Upon such slender threads are 150 years added to the history of a movement in order to give it equal time. The Greek word does mean "remember" but it also means to be mindful of, an admonition that fits in with the scenario that Paul here is working our particulars of aiding the Jerusalem church during famine -- that this cannot mean "remember" as Riley suggests is shown in the second phrase; how can Paul have been "forward to remember" in that way? It is far more likely that the later Ebionites took this epithet for themselves at a later date.
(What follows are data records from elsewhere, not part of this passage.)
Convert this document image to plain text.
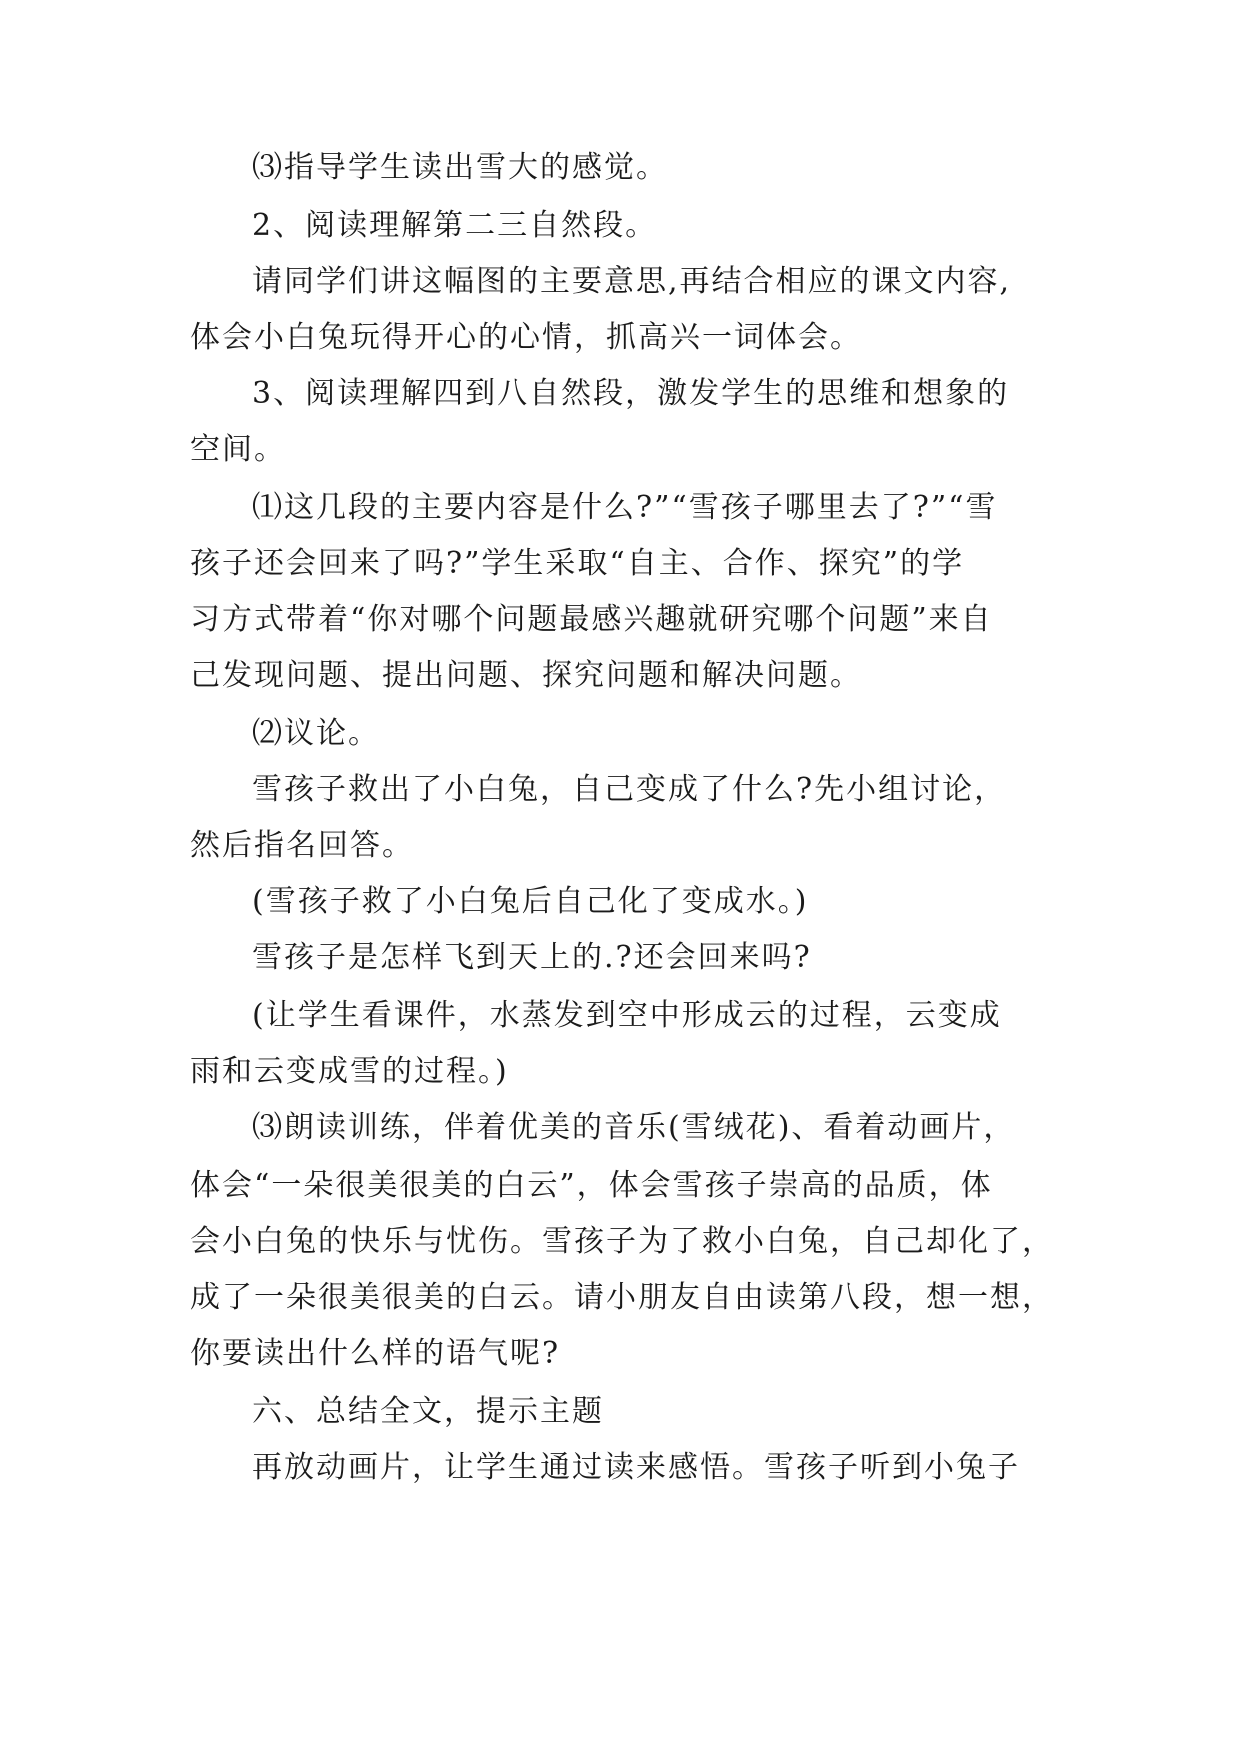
⑶指导学生读出雪大的感觉。

2、阅读理解第二三自然段。

请同学们讲这幅图的主要意思,再结合相应的课文内容,

体会小白兔玩得开心的心情，抓高兴一词体会。

3、阅读理解四到八自然段，激发学生的思维和想象的

空间。

⑴这几段的主要内容是什么?”“雪孩子哪里去了?”“雪

孩子还会回来了吗?”学生采取“自主、合作、探究”的学

习方式带着“你对哪个问题最感兴趣就研究哪个问题”来自

己发现问题、提出问题、探究问题和解决问题。

⑵议论。

雪孩子救出了小白兔，自己变成了什么?先小组讨论，

然后指名回答。

(雪孩子救了小白兔后自己化了变成水。)

雪孩子是怎样飞到天上的.?还会回来吗?

(让学生看课件，水蒸发到空中形成云的过程，云变成

雨和云变成雪的过程。)

⑶朗读训练，伴着优美的音乐(雪绒花)、看着动画片，

体会“一朵很美很美的白云”，体会雪孩子崇高的品质，体

会小白兔的快乐与忧伤。雪孩子为了救小白兔，自己却化了，

成了一朵很美很美的白云。请小朋友自由读第八段，想一想，

你要读出什么样的语气呢?

六、总结全文，提示主题

再放动画片，让学生通过读来感悟。雪孩子听到小兔子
As a whole this book offers little more than the same disconnected meandering from idea to idea that we have seen in Riley's previous work. Proof on major points is no better. We may particularly highlight the matter of the Trinity, which we have elsewhere discussed and shown not to be, as Riley supposes, a late development (he is apparently unaware of all relevant intertestamental and Wisdom literature, other than Philo). In the end Riley admits that a standard Trinitarian view of the Father/Son relation can be found in John and Hebrews, but thinks it is nowhere else in the NT, and offers no treatment of the Wisdom sayings of Jesus and the Colossian and Phillipian hymns that show it is found amply attested in the rest of the NT as well.

Riley thinks that Satan was invented by the Persians; what about the book of Job which predates all of Zoroaster? He also thinks resurrection was gotten from there; apparently he forgot to consult Zoroastrian scholars, who do not all agree on this. Admirably, Riley does include some good material on the shame of the cross (see here) but never explains how Christianity got around this stumbling block, merely assuming that people bought into it wholesale.

The spirit of this book may be summed up with Riley's definition of heresy as "simply a perfectly workable and defensible viewpoint that did not get enough votes in the councils to carry the day." [227] Will Aztec sacrificial practices be defined with similar charity? In the world of Riley there is no right or wrong view (other than the view that one view is right and others are wrong), and as such, this book ignores the data for the sake of appeasing opposition.